Sürekli olarak eğitimde kaliteyi tartışırken, gençlerin ve çocukların okullarda neler yaşadıklarına gözlerimizi kapatmış durumdayız. Eğitimin çocuklarımızı geleceğe hazırlayamadığı konusundaki endişelerimiz hemen hemen hepimizde var. Acaba Milli Eğitim Bakanı değişecek mi? eğitimin şekli ne olacak? Sınavlar değişti mi? gibi gibi birçok sorun konuşulur durur.
Bugün özellikle liselerde gençlerin kız meselesi nedeniyle birbirinin canına kast etmesi, uyuşturucunun okul kapısına kadar gelmesi, gençlerin ileriki yaşamları konusunda yetenekleri ile yön bulamaması, kişisel ilişkilerde sınır tanımaması gibi birçok sorunu atlar olduk.
Okullarda rehber öğretmenler ne yaparlar bir türlü anlamış değilim. Tenefüslerde bir Allah’ın kulu rehber öğretmenleri çocukların oyun alanlarındaki davranışlarını takip eder durumda göremez. Gençlerin arkadaşlarıyla ilişkilerini değerlendirme konusunda, gençleri gruplandırarak tartışma ortamlarında onların beklentilerini tespit etmek için çalışmalar düzenlemez. Allah aşkına ne yapar bu öğretmenler. Hatta diğer öğretmenler tarafından boşuna okulları işgal ediyorlar biz çalışıyoruz onlar oturuyor diye kendi meslektaşları tarafından eleştirildiklerine şahit oluyoruz.

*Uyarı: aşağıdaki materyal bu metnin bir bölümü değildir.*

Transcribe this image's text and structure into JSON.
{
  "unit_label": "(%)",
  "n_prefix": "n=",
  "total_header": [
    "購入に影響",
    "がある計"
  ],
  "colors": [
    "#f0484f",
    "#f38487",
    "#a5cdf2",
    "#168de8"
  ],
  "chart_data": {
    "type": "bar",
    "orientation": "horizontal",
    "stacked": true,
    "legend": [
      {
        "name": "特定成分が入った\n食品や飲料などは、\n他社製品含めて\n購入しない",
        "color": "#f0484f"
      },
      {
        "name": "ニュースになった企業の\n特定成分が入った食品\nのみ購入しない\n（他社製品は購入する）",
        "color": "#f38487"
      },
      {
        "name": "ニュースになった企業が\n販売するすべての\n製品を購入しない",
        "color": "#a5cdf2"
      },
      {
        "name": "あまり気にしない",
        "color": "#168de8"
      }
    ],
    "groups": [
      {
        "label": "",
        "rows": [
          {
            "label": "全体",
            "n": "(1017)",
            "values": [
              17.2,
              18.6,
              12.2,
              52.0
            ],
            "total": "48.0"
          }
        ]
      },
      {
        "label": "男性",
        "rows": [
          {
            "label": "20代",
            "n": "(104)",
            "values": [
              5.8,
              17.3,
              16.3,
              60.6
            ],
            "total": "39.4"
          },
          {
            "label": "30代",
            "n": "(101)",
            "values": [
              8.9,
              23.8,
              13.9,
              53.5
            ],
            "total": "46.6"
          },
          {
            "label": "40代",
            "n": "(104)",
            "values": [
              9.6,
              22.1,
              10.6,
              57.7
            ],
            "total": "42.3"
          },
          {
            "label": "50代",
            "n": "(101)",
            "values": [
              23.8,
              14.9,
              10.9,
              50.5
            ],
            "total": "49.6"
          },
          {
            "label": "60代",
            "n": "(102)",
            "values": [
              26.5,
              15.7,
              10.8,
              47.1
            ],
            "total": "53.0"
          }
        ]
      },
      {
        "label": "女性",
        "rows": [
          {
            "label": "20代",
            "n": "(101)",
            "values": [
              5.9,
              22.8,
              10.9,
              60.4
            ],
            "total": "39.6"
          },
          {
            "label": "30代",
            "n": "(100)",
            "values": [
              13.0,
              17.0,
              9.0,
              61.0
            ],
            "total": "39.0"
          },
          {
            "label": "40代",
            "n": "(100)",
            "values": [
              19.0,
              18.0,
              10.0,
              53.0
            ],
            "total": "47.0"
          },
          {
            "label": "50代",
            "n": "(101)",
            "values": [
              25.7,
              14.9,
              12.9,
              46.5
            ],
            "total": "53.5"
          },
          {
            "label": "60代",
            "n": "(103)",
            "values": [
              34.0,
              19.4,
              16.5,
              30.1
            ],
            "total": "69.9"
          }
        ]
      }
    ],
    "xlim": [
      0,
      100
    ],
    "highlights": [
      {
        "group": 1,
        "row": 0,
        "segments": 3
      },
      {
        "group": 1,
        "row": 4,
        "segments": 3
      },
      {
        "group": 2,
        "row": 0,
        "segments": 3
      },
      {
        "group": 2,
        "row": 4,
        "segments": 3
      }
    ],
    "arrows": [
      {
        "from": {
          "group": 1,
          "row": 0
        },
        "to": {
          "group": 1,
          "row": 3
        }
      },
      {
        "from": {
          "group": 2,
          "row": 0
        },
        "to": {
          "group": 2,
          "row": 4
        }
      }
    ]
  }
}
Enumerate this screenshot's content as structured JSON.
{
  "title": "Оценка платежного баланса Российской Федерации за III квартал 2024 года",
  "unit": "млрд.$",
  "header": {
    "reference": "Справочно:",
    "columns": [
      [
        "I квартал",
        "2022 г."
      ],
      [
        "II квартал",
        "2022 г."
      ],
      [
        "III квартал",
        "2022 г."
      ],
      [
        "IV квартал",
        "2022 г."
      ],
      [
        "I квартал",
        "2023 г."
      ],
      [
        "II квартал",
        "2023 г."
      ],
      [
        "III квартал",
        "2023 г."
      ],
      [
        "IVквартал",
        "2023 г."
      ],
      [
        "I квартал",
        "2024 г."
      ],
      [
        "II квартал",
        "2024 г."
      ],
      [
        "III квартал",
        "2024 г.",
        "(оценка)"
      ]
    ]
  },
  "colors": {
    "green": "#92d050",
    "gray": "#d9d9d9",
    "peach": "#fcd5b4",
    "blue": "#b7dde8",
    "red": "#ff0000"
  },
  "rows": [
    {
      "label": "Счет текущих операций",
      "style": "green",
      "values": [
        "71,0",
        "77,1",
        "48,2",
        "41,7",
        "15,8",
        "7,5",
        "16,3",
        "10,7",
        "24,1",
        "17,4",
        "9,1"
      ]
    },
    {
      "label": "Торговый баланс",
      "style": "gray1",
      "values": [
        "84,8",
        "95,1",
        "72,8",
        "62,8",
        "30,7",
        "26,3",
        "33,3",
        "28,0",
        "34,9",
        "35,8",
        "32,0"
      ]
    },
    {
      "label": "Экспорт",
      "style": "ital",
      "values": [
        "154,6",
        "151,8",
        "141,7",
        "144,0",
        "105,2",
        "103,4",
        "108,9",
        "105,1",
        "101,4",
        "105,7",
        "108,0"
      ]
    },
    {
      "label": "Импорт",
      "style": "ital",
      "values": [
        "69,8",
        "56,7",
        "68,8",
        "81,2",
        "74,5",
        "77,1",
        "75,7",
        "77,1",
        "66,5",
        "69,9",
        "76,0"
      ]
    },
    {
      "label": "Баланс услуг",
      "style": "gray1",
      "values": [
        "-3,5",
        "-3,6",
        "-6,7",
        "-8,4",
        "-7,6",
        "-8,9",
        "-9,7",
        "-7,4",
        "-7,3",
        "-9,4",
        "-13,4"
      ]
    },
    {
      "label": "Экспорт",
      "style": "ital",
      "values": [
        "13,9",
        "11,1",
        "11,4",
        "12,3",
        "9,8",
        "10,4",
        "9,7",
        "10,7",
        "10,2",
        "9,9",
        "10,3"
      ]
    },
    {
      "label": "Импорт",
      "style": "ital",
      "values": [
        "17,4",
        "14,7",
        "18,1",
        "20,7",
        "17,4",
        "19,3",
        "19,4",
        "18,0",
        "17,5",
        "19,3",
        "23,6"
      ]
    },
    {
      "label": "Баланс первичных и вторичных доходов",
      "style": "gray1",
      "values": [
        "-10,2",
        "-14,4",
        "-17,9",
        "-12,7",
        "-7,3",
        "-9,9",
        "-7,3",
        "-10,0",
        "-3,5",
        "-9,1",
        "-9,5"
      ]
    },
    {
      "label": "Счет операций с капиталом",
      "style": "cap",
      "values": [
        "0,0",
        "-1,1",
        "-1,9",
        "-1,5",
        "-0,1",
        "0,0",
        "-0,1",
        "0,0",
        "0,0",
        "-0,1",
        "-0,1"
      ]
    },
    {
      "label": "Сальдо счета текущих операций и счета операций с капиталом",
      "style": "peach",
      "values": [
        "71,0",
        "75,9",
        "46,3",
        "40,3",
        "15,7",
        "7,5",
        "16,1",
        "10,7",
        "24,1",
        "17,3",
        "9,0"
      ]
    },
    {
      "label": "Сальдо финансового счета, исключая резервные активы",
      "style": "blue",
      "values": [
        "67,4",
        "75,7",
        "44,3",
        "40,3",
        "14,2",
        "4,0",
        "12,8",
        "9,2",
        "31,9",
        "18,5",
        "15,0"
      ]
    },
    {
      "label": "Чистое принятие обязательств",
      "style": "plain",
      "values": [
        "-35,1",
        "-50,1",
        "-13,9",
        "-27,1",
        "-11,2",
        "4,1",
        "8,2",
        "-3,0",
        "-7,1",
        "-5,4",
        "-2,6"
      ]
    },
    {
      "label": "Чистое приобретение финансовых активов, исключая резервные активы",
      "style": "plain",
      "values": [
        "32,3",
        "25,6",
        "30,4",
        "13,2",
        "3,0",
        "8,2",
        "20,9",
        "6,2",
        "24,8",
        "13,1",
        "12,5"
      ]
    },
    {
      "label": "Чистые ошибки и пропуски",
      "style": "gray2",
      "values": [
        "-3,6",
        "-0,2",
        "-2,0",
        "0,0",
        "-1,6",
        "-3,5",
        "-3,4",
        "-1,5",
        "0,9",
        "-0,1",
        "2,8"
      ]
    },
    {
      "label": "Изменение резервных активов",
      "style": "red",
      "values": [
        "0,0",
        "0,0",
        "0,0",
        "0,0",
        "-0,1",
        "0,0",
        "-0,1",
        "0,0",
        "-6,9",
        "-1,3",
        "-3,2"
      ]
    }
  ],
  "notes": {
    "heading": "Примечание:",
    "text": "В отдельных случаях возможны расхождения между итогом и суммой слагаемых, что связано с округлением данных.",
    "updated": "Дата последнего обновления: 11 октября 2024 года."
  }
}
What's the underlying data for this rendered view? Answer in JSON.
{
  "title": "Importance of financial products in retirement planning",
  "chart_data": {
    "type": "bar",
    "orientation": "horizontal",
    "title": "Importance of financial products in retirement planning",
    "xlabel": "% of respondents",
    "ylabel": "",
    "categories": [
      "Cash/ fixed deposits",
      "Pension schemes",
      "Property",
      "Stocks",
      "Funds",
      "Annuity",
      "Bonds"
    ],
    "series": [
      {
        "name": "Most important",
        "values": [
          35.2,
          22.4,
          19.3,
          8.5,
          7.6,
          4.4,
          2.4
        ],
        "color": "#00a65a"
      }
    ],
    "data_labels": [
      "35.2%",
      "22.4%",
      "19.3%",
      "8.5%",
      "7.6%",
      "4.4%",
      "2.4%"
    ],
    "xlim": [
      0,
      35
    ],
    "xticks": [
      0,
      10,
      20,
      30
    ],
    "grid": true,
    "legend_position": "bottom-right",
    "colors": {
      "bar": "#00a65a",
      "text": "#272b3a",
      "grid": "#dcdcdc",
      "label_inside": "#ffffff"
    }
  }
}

Gençlerimizin intihara meyilleri de oldukça artmış durumda. Çünkü artık ne ailesiyle ne de arkadaşıyla bir şeyleri paylaşabilir durumda değil. Bakınız sosyal medyada eğitimli bir anne babanın kız çocuğunun kendinden yaşça çok büyük, olumsuz tiplerle arkadaş olduğunu gördüm. İnanın o kadar üzüldüm ki! Tarifi imkânsız. Sorumluluk sahibi olarak diyorsunuz ki bakın çocuğunuz başka isimle sosyal medyada olumsuz kişilerle, olumsuz yazışmalar içerisinde diye uyarayım. Ancak gelin görün ki aile de bu durumda sizi suçlu çıkaracak bahaneler üreteceğinden vazgeçiyorsunuz.
Aile ve çevre etkisiyle yeni açılan imam hatiplerde kendini bulan çocukların çoğunun da bu okullarda eğitim almak istemediğini görüyorsunuz. O çocuklar büyük bir stres ve baskı altında. Tabidir ki gitmek isteyen de gitmeli.
Ne yapılacak birçok sorun sıralıyorsunuz da çözüm ne dediğiniz de cevabın sorunun içinde yer aldığını göreceksiniz.
Bakın yine kulaklarımla şahit olduğum gençlerin dilinden dökülen sözleri aynen aktaracağım size “ ulan şuna bir kezzap atacaksın bir daha böyle giyinemeyecek” bu sözler kime bir genç kıza. Peki niye streç kot pantolon giydi diye. Düşünün genç kızın bacaklarını yakmayı düşünüyorlar. Bu nasıl bir canilik, bu nasıl bir bağnazlıktır anlamış değilim. Bırakın herkes istediğini giysin. Gerçekten gençlerimizin şiddete meyli arttı ve her gün bir şey duyacağız diye bekliyoruz.
Anneler babalar daha dikkatli olalım lütfen. Çocukların cebine para eline kocaman telefonlar bu çocuklar okula gidiyor mu gitmiyor mu kontrol eden dahi yok. Niye çocuk evden okula gideceğim diye çıktı.
Yine gözlerimle şahit olduğum okula devamsızlığı belgelemek için rapor almaya devlet hastanesine gelen öğrenciler. Doktor tepki gösterip raporu vermeyeceğini söyleyince genç kız “babama söylerim o zaman paşa paşa verirsiniz” aman Allahım bu nasıl bir şey. Sen okula devamsızlık yapacaksın sınıfta kalmamak için sahte yollara başvuracaksın, baban da bunu destekleyecek. E o zaman buna yuh denmez de ne denir bilmiyorum. Gelin siz değerlendirin.
Hakikaten konu o kadar derin ve can sıkıcı ki buna birilerinin dur demesi ve gereken önlemlerin alınması gerekiyor. Değilse anneler çocuklarını okula gönderdikleri zaman acaba başına ne geldi endişesiyle yaşamamalılar.